Die Vorstellung der eingesetzten methodischen Konzepte verdeutlicht, dass der Autor stark auf Methodenpluralität und eklektische Forschungskonstrukte setzt. Die Verzahnung verschiedener Erhebungsmethoden, explorative Internet- und  Datenbankrecherchen, Interviews und Fragebogenerhebungen sowie die exemplarisch eingesetzte Diskursanalyse lassen vielversprechende Ergebnisse der Empirie erwarten, die insbesondere für die bisher weniger bekannte Anbieterseite der Umweltdienstleister auch erzielt werden. Für die beiden Untersuchungsräume werden die regionalspezifischen Parameter für die Umweltschutzwirtschaft definiert. Bei den beide industriellen Agglomerationsräumen handelt es sich jedoch um recht unterschiedliche Raumkonstrukte. Die Region Nord-Pas-de Calais ist eine staatlich verfasste Gebietskörperschaft, die Regio Rheinland stellt eine in jüngerer Zeit entstandene Raumeinheit dar, die von Kommunen und Wirtschaftsakteuren etabliert wurde. Für die regionale Umweltwirtschaft und die Entwicklung von Umweltdienstleistungen ergaben sich entsprechend ungleiche Voraussetzungen. Für beide Räume wird die Unternehmensstruktur untersucht sowie das Gründungsgeschehen vergleichend beschrieben. Die Untersuchung der Absatzmärkte macht deutlich, dass mehr als zwei Drittel der befragten Unternehmen überwiegend für Kunden aus dem produzierenden Gewerbe tätig sind.

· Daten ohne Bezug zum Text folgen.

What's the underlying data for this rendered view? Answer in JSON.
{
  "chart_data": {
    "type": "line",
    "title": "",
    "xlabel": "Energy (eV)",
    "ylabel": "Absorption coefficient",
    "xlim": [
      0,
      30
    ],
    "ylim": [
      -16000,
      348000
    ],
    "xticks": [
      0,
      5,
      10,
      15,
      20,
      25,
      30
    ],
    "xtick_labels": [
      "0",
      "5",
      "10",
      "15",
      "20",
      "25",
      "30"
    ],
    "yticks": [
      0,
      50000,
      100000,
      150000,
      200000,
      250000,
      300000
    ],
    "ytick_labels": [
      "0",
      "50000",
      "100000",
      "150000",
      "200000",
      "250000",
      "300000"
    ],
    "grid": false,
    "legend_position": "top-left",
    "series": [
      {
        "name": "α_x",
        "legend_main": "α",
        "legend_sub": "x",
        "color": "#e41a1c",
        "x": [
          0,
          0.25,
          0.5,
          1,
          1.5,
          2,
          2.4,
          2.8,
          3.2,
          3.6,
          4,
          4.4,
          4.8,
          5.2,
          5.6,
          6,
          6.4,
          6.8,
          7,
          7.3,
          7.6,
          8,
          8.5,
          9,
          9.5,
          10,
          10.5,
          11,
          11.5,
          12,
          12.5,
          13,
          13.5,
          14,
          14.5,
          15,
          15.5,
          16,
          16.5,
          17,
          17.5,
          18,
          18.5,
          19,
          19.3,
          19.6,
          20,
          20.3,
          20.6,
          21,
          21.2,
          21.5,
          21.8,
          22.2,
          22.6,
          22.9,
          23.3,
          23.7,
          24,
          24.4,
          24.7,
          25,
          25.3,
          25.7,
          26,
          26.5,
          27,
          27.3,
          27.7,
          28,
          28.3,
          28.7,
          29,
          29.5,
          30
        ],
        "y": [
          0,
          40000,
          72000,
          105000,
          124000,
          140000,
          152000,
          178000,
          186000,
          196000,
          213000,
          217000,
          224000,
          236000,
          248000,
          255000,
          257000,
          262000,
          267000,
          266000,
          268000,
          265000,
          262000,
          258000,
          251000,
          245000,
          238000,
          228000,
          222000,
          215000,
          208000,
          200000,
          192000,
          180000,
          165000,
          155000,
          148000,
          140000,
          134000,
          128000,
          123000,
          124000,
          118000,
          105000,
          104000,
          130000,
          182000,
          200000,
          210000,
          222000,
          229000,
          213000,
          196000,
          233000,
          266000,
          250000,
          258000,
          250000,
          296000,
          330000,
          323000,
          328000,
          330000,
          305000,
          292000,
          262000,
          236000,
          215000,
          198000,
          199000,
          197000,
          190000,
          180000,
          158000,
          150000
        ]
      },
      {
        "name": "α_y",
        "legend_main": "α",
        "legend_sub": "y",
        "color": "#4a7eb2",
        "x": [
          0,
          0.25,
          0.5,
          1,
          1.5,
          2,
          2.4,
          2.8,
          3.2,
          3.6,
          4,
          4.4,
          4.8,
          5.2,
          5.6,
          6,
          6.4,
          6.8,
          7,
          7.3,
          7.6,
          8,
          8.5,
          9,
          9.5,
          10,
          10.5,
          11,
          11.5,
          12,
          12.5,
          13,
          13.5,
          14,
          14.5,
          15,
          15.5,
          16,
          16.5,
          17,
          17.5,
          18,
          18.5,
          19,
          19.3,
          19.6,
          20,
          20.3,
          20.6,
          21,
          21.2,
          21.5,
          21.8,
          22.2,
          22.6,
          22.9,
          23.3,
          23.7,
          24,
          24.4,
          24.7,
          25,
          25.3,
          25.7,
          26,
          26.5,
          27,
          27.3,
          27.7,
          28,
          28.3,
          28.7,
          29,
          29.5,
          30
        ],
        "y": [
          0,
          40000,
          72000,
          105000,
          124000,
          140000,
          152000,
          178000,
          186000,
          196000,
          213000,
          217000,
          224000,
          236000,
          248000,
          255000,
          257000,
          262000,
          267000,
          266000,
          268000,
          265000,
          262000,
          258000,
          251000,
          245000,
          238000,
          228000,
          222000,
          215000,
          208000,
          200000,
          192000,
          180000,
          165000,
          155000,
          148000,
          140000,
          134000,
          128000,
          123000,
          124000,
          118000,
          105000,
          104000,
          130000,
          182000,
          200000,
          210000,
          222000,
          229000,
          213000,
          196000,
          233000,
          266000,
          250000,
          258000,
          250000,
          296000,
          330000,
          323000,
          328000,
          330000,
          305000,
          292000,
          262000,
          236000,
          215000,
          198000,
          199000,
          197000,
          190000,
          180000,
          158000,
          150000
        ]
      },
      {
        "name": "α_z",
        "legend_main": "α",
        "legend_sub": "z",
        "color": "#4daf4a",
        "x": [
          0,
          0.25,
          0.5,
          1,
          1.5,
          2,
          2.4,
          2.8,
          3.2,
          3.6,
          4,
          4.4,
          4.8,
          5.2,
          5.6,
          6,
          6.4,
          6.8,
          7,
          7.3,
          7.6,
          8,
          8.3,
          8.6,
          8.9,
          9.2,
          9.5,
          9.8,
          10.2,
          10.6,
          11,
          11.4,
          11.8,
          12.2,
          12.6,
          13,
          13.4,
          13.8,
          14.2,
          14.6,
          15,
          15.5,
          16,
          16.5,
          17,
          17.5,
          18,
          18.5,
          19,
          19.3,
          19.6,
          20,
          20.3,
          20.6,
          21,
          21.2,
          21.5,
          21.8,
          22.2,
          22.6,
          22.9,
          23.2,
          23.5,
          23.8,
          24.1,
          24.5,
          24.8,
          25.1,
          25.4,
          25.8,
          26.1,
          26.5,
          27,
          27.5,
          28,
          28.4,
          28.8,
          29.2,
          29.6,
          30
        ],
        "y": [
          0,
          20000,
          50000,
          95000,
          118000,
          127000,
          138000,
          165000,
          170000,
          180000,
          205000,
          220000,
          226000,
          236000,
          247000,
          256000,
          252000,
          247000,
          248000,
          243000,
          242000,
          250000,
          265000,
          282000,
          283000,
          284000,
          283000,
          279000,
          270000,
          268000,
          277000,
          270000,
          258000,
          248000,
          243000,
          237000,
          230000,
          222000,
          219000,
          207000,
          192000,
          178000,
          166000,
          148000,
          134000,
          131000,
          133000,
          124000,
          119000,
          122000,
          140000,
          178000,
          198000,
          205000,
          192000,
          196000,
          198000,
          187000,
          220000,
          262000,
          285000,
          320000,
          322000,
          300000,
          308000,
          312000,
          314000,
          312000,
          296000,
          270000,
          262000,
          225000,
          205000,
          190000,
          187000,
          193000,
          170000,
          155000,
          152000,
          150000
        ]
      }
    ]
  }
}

Im Zuge der Darstellung des industriellen Produktionssystem werden modellhaft das Beziehungsgeflecht zwischen einem großen Industriekunden und seinen externen Umweltdienstleistern skizziert sowie die Kooperationsformen unter den Dienstleistungsanbietern beschrieben. Die grenzüberschreitenden Kooperationen der international angelegten Netzwerke werden aufgezeigt. Eine Distanzsensitivität der wissensintensiven Umweltdienstleistungen zeigt sich vor allem bei kleineren Aufträgen. Gegenüber ihrer Kostenrelevanz spielt räumliche Distanz nach den Befunden des Autors jedoch eine größere Rolle für die Vertrauensbildung zwischen Dienstleistern und Kunden. Weitere interessante Ergebnisse beziehen sich auf die Bedeutung des interorganisationalen Lernens für die Kundenbeziehungen. Die Intensität von Kunden- und Netzwerkbeziehungen bei wissensintensiven unternehmensbezogenen Umweltdienstleistungen macht das große Potenzial für interorganisationale Lernprozesse und damit für den Transfer von explizitem und implizitem Wissen sowie die Generierung von neuem Wissen deutlich. Unternehmensübergreifendes "Umwelt-Lernen" konnte in mehreren Fälllen nachgewiesen werden, wobei in starkem Maße Vertrauensbeziehungen, persönliche Kontakte und Kontinuität der Kooperation von Bedeutung sind. Durch learning by interacting können Generierung und Transfer von umweltschutzbezogenem Wissen wechselseitig erfolgen.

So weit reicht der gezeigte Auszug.